With all reviews stored, I need to do the following:
- Create a list of labels for each review as positive (1) or negative (0)
- Make sure theres randomness by shuffling the dataset

In [None]:
# Create a list of labels for each review as positive (1) or negative (0)
labels = [1] * len(positive_reviews) + [0] * len(negative_reviews)

# Ensure Randomness
data = list(zip(texts, labels))
random.shuffle(data)
texts, lables = zip(*data)

#print(texts[:2])
#print(labels[:2])

##**Step 5: Split Into Testing and Training Sets**
Using the train_test_split from sklearn, I can set the test_size

In [None]:
X_train, X_test, y_train, y_test = train_test_split(texts, labels, test_size = 0.2, random_state = 42)

print(f"Training data size: {len(X_train)}")
print(f"Test data size: {len(X_test)}")

##**Step 6: Convert Text to Numerical Values**
Machine learning needs numerical features. Do do this, I will have to use TF-IDF vectorization to convert the text into a numeric form. Then, I can fit and transform the training data, as well as transform the testing data using the same vectorizer. 

In [None]:
# 100 file run time average 5mins
# 500 file run time average 39 mins
# 5000 file run time 
vectorizer = TfidfVectorizer(stop_words = 'english', max_features = 2000)

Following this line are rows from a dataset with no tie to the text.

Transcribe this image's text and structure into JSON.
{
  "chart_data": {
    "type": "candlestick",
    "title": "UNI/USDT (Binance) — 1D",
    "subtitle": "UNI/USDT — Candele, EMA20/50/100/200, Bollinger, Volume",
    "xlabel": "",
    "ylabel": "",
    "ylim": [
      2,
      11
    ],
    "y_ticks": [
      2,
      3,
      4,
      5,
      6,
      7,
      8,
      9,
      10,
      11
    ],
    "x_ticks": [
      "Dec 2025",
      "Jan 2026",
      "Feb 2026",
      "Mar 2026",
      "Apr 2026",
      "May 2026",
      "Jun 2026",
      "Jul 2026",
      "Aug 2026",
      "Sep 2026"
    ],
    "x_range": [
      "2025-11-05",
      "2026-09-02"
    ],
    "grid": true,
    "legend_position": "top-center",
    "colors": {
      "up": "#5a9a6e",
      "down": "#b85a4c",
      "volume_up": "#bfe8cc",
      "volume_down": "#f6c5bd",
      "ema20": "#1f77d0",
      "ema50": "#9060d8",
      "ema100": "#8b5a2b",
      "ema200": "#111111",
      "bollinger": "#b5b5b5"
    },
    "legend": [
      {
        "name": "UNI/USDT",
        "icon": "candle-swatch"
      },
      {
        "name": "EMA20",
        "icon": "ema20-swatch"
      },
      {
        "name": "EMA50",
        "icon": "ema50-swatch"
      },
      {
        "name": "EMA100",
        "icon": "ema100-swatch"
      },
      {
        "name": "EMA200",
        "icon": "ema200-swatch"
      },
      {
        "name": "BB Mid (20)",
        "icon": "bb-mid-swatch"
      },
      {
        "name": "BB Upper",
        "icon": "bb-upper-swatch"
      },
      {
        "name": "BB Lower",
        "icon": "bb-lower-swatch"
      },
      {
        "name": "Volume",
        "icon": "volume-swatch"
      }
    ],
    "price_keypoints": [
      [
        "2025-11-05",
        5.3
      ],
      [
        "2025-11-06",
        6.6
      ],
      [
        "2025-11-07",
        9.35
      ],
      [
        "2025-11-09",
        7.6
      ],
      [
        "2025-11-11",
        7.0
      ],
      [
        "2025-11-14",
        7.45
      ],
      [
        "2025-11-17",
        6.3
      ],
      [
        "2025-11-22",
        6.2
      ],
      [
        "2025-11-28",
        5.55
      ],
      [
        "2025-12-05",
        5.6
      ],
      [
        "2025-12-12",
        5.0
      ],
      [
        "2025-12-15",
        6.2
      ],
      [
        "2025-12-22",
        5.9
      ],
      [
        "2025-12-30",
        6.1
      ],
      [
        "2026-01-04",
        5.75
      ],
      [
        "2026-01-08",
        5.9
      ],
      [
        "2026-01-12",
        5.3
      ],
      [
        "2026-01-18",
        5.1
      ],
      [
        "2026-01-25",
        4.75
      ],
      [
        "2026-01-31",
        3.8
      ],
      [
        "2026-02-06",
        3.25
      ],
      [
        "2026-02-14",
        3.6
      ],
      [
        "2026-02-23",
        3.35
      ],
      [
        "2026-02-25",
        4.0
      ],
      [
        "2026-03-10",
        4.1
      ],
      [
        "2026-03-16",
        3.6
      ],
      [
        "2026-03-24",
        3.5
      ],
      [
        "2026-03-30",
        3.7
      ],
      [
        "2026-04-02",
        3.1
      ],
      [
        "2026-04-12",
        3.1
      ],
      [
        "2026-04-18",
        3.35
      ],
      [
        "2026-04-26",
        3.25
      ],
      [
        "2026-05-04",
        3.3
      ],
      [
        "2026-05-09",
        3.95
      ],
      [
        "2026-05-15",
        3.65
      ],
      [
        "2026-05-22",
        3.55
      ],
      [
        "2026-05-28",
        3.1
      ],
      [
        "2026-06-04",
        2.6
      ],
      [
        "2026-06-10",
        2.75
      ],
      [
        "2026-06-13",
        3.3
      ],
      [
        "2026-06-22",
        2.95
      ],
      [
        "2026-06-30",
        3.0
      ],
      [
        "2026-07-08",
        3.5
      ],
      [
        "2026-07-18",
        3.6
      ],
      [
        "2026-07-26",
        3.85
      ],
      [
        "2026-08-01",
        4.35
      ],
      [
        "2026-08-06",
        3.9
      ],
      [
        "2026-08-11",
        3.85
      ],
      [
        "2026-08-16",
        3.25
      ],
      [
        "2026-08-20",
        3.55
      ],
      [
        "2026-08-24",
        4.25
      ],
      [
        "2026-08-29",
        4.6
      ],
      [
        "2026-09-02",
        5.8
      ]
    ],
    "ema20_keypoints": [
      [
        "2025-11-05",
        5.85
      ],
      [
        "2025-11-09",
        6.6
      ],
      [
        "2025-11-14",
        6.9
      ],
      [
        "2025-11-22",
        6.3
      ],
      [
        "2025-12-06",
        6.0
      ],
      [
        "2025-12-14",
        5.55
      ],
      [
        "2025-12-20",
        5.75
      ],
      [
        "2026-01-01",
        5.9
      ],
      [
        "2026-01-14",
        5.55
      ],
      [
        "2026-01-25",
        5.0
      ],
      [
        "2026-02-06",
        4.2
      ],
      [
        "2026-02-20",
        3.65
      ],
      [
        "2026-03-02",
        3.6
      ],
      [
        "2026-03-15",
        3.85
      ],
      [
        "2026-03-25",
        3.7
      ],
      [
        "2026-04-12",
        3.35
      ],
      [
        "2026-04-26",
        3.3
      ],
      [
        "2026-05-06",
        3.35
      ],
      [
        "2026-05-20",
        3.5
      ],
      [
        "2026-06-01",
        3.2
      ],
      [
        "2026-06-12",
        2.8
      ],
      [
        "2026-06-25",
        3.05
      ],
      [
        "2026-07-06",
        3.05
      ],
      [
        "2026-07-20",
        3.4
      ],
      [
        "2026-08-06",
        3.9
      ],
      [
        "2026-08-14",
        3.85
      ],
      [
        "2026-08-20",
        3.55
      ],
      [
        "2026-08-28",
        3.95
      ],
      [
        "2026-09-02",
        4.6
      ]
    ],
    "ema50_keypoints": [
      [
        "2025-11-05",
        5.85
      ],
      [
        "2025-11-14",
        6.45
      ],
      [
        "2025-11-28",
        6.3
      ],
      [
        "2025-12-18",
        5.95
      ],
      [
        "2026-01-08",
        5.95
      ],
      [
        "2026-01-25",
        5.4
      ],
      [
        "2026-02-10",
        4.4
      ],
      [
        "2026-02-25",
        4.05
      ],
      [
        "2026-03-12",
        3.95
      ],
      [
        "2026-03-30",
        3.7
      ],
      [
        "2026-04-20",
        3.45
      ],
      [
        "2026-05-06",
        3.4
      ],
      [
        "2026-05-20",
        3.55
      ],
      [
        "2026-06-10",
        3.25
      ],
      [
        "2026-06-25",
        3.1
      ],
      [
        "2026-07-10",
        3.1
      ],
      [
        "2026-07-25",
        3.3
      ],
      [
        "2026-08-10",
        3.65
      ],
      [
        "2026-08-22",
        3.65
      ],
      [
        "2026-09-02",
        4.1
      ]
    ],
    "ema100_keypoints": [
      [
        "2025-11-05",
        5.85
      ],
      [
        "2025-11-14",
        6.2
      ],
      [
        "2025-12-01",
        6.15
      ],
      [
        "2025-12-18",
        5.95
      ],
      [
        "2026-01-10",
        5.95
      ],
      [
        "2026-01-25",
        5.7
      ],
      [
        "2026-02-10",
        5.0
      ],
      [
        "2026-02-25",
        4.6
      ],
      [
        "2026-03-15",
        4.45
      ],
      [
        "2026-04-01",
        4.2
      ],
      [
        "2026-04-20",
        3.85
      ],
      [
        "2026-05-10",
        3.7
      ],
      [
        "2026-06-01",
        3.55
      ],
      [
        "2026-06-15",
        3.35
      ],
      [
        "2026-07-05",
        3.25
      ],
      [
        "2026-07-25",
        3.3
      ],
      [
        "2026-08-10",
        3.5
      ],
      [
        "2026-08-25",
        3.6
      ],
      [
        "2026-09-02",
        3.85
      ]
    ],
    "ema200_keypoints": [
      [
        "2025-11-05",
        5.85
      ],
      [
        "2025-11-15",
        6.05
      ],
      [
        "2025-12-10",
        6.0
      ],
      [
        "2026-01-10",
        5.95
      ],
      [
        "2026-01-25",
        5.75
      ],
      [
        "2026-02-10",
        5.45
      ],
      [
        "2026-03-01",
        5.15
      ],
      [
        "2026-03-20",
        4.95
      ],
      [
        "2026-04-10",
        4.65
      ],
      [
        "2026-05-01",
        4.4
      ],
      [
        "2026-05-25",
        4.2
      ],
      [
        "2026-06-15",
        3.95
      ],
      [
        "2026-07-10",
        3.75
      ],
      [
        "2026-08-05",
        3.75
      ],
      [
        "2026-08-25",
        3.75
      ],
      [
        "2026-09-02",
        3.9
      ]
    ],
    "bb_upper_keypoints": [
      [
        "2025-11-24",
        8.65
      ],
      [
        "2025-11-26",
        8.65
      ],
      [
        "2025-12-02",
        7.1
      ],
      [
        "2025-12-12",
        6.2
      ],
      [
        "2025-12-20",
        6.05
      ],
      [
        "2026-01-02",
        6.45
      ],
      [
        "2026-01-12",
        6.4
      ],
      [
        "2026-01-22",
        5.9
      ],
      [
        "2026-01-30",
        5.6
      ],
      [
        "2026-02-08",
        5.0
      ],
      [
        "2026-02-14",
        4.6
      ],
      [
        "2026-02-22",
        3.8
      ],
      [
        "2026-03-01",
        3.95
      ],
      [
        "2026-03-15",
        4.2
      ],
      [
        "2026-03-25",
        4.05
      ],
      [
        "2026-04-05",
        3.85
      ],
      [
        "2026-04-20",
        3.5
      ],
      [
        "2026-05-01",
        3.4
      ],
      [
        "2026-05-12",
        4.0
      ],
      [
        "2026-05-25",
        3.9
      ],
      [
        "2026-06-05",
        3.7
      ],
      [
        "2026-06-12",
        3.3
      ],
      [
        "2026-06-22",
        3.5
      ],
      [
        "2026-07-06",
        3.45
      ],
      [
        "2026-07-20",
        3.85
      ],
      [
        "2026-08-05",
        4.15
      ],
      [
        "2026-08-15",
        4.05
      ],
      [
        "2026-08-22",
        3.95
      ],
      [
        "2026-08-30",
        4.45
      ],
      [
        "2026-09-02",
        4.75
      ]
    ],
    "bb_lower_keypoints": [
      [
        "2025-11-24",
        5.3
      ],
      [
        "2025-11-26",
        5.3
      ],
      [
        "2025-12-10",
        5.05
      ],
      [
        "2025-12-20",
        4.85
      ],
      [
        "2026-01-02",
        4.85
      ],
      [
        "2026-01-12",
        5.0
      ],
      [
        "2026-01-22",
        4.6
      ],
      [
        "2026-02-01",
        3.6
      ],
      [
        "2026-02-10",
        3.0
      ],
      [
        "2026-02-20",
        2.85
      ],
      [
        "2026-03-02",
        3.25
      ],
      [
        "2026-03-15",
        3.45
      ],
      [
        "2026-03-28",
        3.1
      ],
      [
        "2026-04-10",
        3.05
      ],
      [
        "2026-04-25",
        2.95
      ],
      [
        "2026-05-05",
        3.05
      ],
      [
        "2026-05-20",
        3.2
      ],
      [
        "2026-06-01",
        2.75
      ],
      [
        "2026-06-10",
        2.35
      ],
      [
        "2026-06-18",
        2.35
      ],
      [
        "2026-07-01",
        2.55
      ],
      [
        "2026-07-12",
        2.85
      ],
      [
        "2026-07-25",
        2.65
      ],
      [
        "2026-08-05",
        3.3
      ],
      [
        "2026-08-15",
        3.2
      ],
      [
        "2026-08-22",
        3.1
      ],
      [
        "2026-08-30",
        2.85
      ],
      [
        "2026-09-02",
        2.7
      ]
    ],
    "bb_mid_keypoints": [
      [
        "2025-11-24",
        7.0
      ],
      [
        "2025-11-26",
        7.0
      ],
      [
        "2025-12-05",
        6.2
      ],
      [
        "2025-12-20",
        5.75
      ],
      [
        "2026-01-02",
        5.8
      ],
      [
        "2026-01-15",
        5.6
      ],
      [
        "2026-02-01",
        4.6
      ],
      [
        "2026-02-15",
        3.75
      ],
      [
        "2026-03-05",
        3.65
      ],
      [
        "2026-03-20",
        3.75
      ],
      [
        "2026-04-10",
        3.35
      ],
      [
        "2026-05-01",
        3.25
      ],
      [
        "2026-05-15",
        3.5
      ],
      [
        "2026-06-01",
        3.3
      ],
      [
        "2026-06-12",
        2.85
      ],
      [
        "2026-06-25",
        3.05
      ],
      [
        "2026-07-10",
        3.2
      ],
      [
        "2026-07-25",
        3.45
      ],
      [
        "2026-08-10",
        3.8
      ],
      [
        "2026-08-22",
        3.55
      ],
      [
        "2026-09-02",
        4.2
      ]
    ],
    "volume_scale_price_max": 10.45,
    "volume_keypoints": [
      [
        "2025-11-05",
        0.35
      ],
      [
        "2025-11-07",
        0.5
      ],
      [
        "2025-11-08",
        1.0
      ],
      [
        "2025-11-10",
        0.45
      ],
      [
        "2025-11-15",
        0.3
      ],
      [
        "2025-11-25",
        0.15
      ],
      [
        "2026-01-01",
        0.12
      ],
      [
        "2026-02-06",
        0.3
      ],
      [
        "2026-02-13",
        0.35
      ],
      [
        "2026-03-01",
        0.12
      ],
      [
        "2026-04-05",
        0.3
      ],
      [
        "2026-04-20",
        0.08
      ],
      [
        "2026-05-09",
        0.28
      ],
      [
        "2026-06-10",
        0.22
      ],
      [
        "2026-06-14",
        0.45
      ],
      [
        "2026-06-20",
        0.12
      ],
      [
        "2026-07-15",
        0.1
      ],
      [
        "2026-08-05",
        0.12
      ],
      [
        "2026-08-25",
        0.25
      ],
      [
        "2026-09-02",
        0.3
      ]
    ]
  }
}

X_train_tfidf = vectorizer.fit_transform(X_train)
X_test_tfidf = vectorizer.transform(X_test)

print(f"Training data shape: {X_train_tfidf.shape}")
print(f"Testing data shape: {X_test_tfidf.shape}")

##**Step 7: Train the Model**

In [None]:
model = MultinomialNB()
model.fit(X_train_tfidf, y_train)

##**Step 8: Evaluate the Model**

In [None]:
y_prediction = model.predict(X_test_tfidf)

accuracy = accuracy_score(y_test, y_prediction)
print(f"The accuracy score is: {accuracy:.4f}")

print("\nClassification Report: ")
print(classification_report(y_test, y_prediction))

##**Classification Report Analysis**

###Precision Score
The classification report shows the precision score predicted 49% of the negative reviews correctly and 46% of the positive reviews correctly. This is not a well performing model based on these results. 

I have increased the total file input from 50 > 100 > 500. But the percentages stay the around the same percentages. I may have to do more than 5000 files to see any significant change but its not gauranteed to increase the accuracy. 

The other reason for the low precision rates could be that the Naive Bayers model might not be the best fit for this dataset. 

The model was better a predicting postive reviews rather than negative reviews correctly.